The first Christmas Show was held in 1933 in Fowler Hall. The show typically includes multiple performances of the Purdue Christmas show each year over the first weekend in December. The Christmas show is made up of performances by the Varsity Glee Club, the Purduettes, the Purdue Bells, University Choir, Heart & Soul, PMO Kids Choir and the All Campus and Community Chorale.

Construction on the sets for the Christmas show begins in the summer. It takes three months to build the set, and two weeks to put it on stage and fine tune the songs. Hundreds of gallons of paint and nearly 1,000 yards of fabric are used to create the sets, props, floor drop, screens, and the custom curtain.

==Directors of the Purdue Varsity Glee Club==
- Cyrus Dadswell (1893) – Organist, first director of The Purdue Varsity Glee Club
- The glee club went through five directors in the first five years.

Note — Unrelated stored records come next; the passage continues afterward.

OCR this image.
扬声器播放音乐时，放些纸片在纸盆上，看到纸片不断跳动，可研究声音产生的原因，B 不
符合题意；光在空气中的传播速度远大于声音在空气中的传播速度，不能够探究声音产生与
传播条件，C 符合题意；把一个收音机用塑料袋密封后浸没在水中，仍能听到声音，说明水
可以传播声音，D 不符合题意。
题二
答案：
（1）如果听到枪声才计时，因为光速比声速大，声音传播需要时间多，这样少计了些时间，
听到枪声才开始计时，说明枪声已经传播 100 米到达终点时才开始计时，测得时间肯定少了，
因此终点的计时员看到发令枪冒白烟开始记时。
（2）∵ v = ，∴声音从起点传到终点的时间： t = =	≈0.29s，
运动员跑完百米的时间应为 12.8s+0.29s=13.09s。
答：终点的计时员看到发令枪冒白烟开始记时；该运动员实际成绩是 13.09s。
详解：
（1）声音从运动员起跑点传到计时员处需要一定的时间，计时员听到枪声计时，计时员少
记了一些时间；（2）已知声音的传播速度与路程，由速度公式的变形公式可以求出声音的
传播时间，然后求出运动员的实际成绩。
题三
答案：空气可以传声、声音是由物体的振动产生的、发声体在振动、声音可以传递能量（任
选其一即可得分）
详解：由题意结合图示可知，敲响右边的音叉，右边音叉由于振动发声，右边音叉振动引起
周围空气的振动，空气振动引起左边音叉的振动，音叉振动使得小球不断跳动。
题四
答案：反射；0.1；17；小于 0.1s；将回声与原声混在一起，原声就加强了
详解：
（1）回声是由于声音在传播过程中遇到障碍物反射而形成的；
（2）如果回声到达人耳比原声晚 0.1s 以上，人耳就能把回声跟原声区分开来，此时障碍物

- E.J. Wotawa (1910) – A former student who took over directing
- Paul & Helen Smith (1920–1927)
- Al Stewart (1932–1974) – First full-time director, founded Purdue Musical Organizations, acquired costumes, staff, and rehearsal space.

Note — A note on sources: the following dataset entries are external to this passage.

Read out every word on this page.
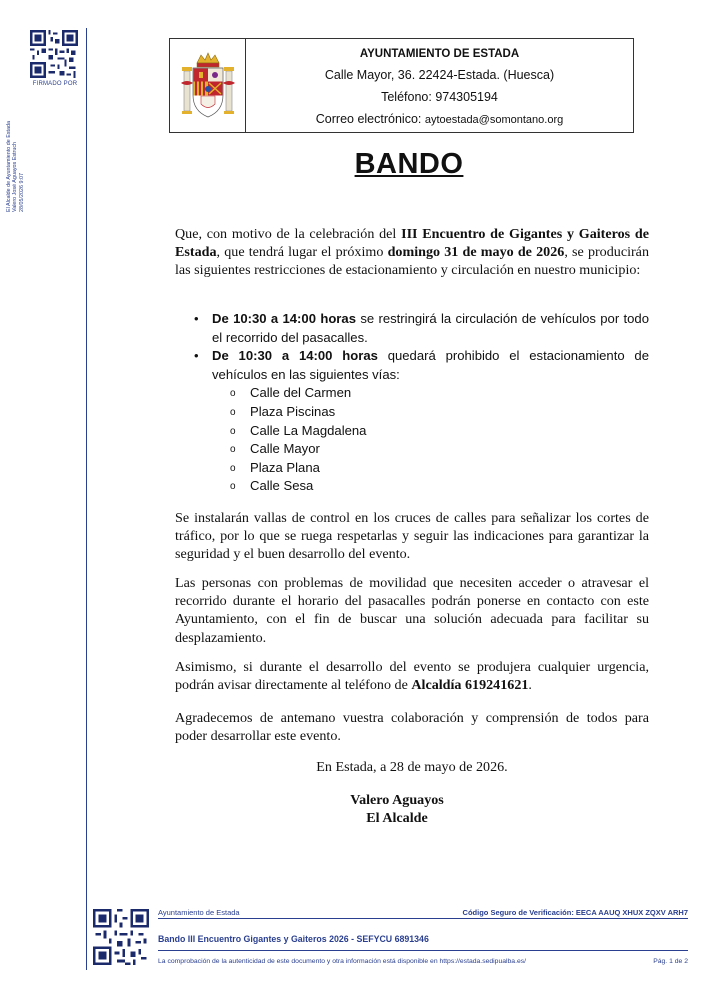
FIRMADO POR
El Alcalde de Ayuntamiento de Estada Valero José Aguayos Estruch 28/05/2026 9:07
AYUNTAMIENTO DE ESTADA
Calle Mayor, 36. 22424-Estada. (Huesca)
Teléfono: 974305194
Correo electrónico: aytoestada@somontano.org
BANDO
Que, con motivo de la celebración del III Encuentro de Gigantes y Gaiteros de Estada, que tendrá lugar el próximo domingo 31 de mayo de 2026, se producirán las siguientes restricciones de estacionamiento y circulación en nuestro municipio:
• De 10:30 a 14:00 horas se restringirá la circulación de vehículos por todo el recorrido del pasacalles.
• De 10:30 a 14:00 horas quedará prohibido el estacionamiento de vehículos en las siguientes vías:
o Calle del Carmen
o Plaza Piscinas
o Calle La Magdalena
o Calle Mayor
o Plaza Plana
o Calle Sesa
Se instalarán vallas de control en los cruces de calles para señalizar los cortes de tráfico, por lo que se ruega respetarlas y seguir las indicaciones para garantizar la seguridad y el buen desarrollo del evento.
Las personas con problemas de movilidad que necesiten acceder o atravesar el recorrido durante el horario del pasacalles podrán ponerse en contacto con este Ayuntamiento, con el fin de buscar una solución adecuada para facilitar su desplazamiento.
Asimismo, si durante el desarrollo del evento se produjera cualquier urgencia, podrán avisar directamente al teléfono de Alcaldía 619241621.
Agradecemos de antemano vuestra colaboración y comprensión de todos para poder desarrollar este evento.
En Estada, a 28 de mayo de 2026.
Valero Aguayos
El Alcalde
Ayuntamiento de Estada	Código Seguro de Verificación: EECA AAUQ XHUX ZQXV ARH7
Bando III Encuentro Gigantes y Gaiteros 2026 - SEFYCU 6891346
La comprobación de la autenticidad de este documento y otra información está disponible en https://estada.sedipualba.es/	Pág. 1 de 2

- Bill Luhman (1974–1982) – PMO's Purdue Bells started under his direction
- William "Bill" Allen (1982–1989) – Full-time arranger and accompanist for the Glee Club, credited with many of Glee Club's fan favorites. Founded Ba-Na-Na and Poison Oaks specialty groups.
- Brian Breed (1989–2007) – Conducted many tours and saw growth in supporters and fans from far and near.
- Gerritt J. Vandermeer (January–May 2008) – Interim Glee Club alumnus who led the group on its international trip to South Africa.